NVIDIA SkillSpector: Open-Source Security Scanner for AI Agent Skills
NVIDIA
NVIDIA released SkillSpector (June 13, 2026), an open-source security scanner purpose-built for AI agent skills. It checks 64 vulnerability patterns across 16 categories, covering conventional software risks and agent-specific risks such as prompt injection, insecure data handling, and logic flaws. The tool is grounded in OWASP LLM guidance and MITRE ATLAS. An accompanying Snyk audit of 3,984 skills found that 26.1% contain vulnerabilities and 5.2% show likely malicious intent, including 1,467 malicious payloads such as trojans, cryptominers, and credential harvesters. The repository is available at github.com/NVIDIA/SkillSpector.
Why it matters
As agent skill marketplaces grow — including those for Claude Code and OpenClaw — supply-chain security for skills becomes a real attack surface.

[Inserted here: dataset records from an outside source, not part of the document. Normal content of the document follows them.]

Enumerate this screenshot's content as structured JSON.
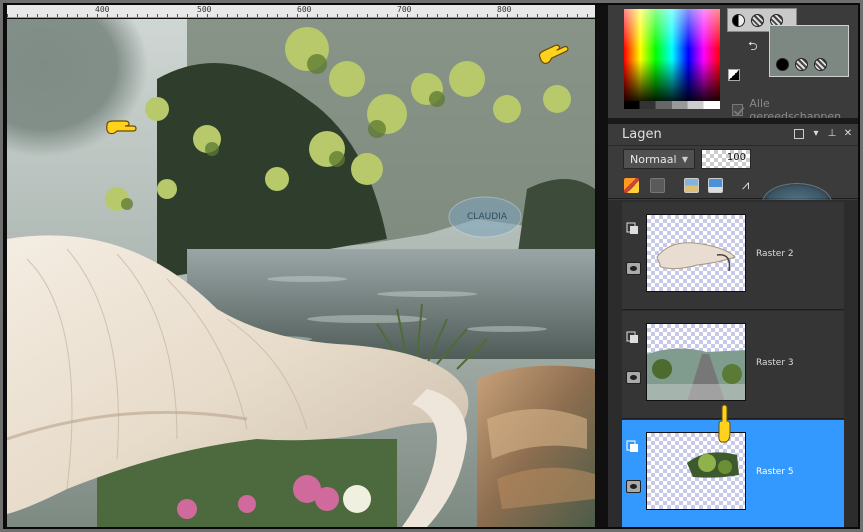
{
  "ruler": {
    "labels": [
      "400",
      "500",
      "600",
      "700",
      "800"
    ]
  },
  "colors": {
    "foreground": "#7e8883",
    "all_tools_label": "Alle gereedschappen"
  },
  "layers": {
    "title": "Lagen",
    "blend_mode": "Normaal",
    "opacity": "100",
    "items": [
      {
        "name": "Raster 2",
        "selected": false
      },
      {
        "name": "Raster 3",
        "selected": false
      },
      {
        "name": "Raster 5",
        "selected": true
      }
    ]
  },
  "icons": {
    "pointer": "pointing-hand-icon",
    "watermark": "claudia-watermark"
  },
  "theme": {
    "panel_bg": "#3b3b3b",
    "selected": "#3399ff"
  }
}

SkillSpector is the first dedicated, standardized tool for this problem, analogous to what Snyk does for package dependencies. NVIDIA's institutional backing gives it potential to become the default audit step in agent deployment pipelines.
Importance: 3/5
First dedicated security scanner for AI agent skills from a major lab; addresses a real and underserved supply-chain risk in the growing agent ecosystem.